Un episodio fundamental en su vida y en su obra fue el viaje que emprendió, en 1978, hacia Paraguay siguiendo el camino que realizó Artigas en su exilio voluntario. ¿Cómo lo recuerda?
Partimos en un grupo que se llamaba “La Patrulla Oriental” y cuando llegamos al sitio (en Paraguay) donde Artigas vivió 25 años como chacarero, descubrimos que el avance de la selva ha borrado todo vestigio y sólo queda un montículo de tierra que, se supone, serían las paredes del rancho y un hundimiento en redondo en el suelo, sería el pozo. Pero hay dos troncos inmensos, de ñandubay o de lapacho, que están cortados y que son de la época porque los tocás y se hacen harina entre los dedos. Y hay un naranjero inmenso como un ombú que dicen que son rebrotes de aquel tiempo. En este momento, si llevan a un hombre y lo dejan solo en ese sitio, se muere por el calor, los mosquitos y porque todavía hay tigres. En ese lugar, Artigas se te cala hasta los huesos. Y por eso escribí:

Cuando fuimos al paraje
-Paraje Curuguatí-
Todo tenía para mí
Del Jefe Oriental la imagen.
La encontraba en el ramaje
De la añosa selva amiga,
Aquella selva que abriga
Recuerdos que veneramos.
Los patrulleros besamos
La tierra que araba Artigas.

Guarda el sitio montaraz
Dos troncos semiocultos
Como muertos sin sepulcros
De quién sabe cuanto atrás
Son vestigios nada más,
Vestigios de antigua ruina,
Por su cáscara cetrina
Que al tocarlo se hace migas,
Seguro que han visto a Artigas
Amarguiando con Ansina.

Nuestras voces adquirían
Un tono particular
Para no deshabitar
El silencio que allí había.
Dos naranjeros tenía
Un tamaño extraordinario
Por mi patrio relicario
Un gajito les corté;
Por oriental profané
El selvático santuario.

Usted conoció y actuó con los viejos payadores como Luis Alberto Martínez, Clodomiro Pérez, Pedro Medina y Juan Pedro López. ¿Cuánto los marcaron en su carrera y de quiénes reconoce influencias?
Mi maestro fue Juan Pedro López. La primera vez que canté con él –yo era muy joven- fue en mi barrio y después de actuar uno del público me gritó: “¿Qué hacés che? ¿Te pusiste de payador? Este es un carnicero. Yo lo conozco. Es un carnicero que se puso de payador.”. Y Juan Pedro, cuando lo escuchó, lo llamó y le dijo: “Venga, amigo, escuche. Usted está confundido. Este no es un carnicero que se puso de payador. Era un payador que estaba de carnicero” (Risas).

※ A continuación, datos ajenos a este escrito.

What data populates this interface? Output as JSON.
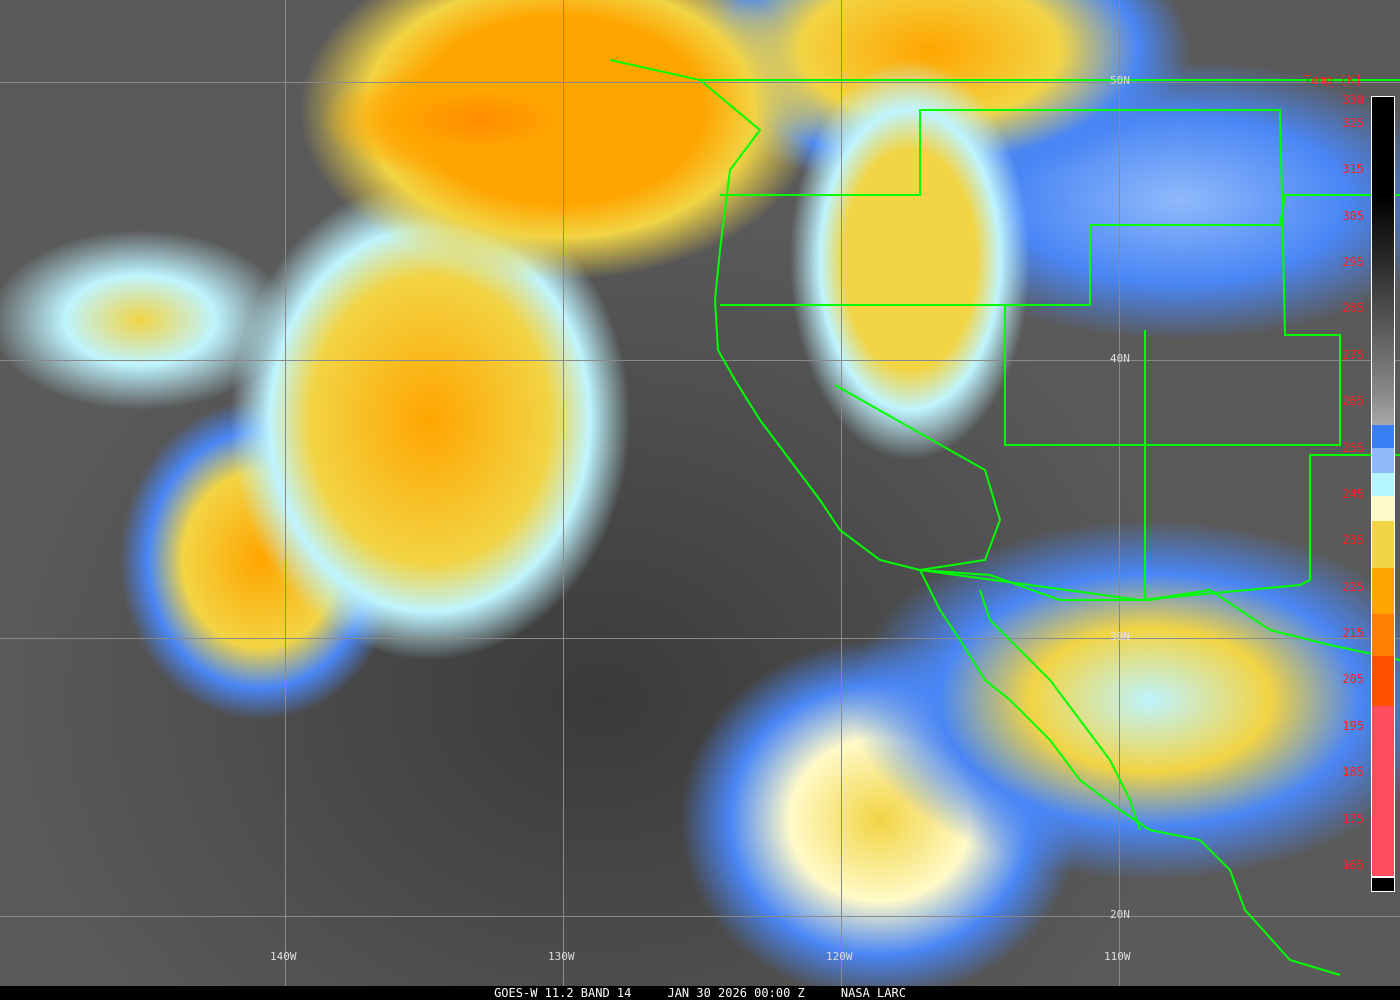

¿Se anima a improvisar algún verso para esta ocasión?
Mirá…Soy payador
De viejo cuño uruguayo
Pero hermano, si me hallo
Sin mi sonoro instrumento
Inofensivo me siento
Como un pampa sin caballo.

Y ahora que estoy viejo, por entregar las lonjas, siempre digo que:

Parado en la sobretarde espero caiga mi noche
Que ha de ser cuando la prensa, en viejas letras de molde
Publique la fin la noticia, con mi foto y con mi nombre:
“Se fue un viejo payador para ese pao de donde
No se vuelve con la piedra que hacia el vacíos e arroje”

Y empezarán mis recuerdos y mis versos como hojas
A rodar de pago en pago, donde tanto se me nombra.
Y no faltará el colega que repitiendo mis coplas
Llevará el recuerdo mío rodando de doma en doma.
No me han de dejar morir los que repitan mis cosas.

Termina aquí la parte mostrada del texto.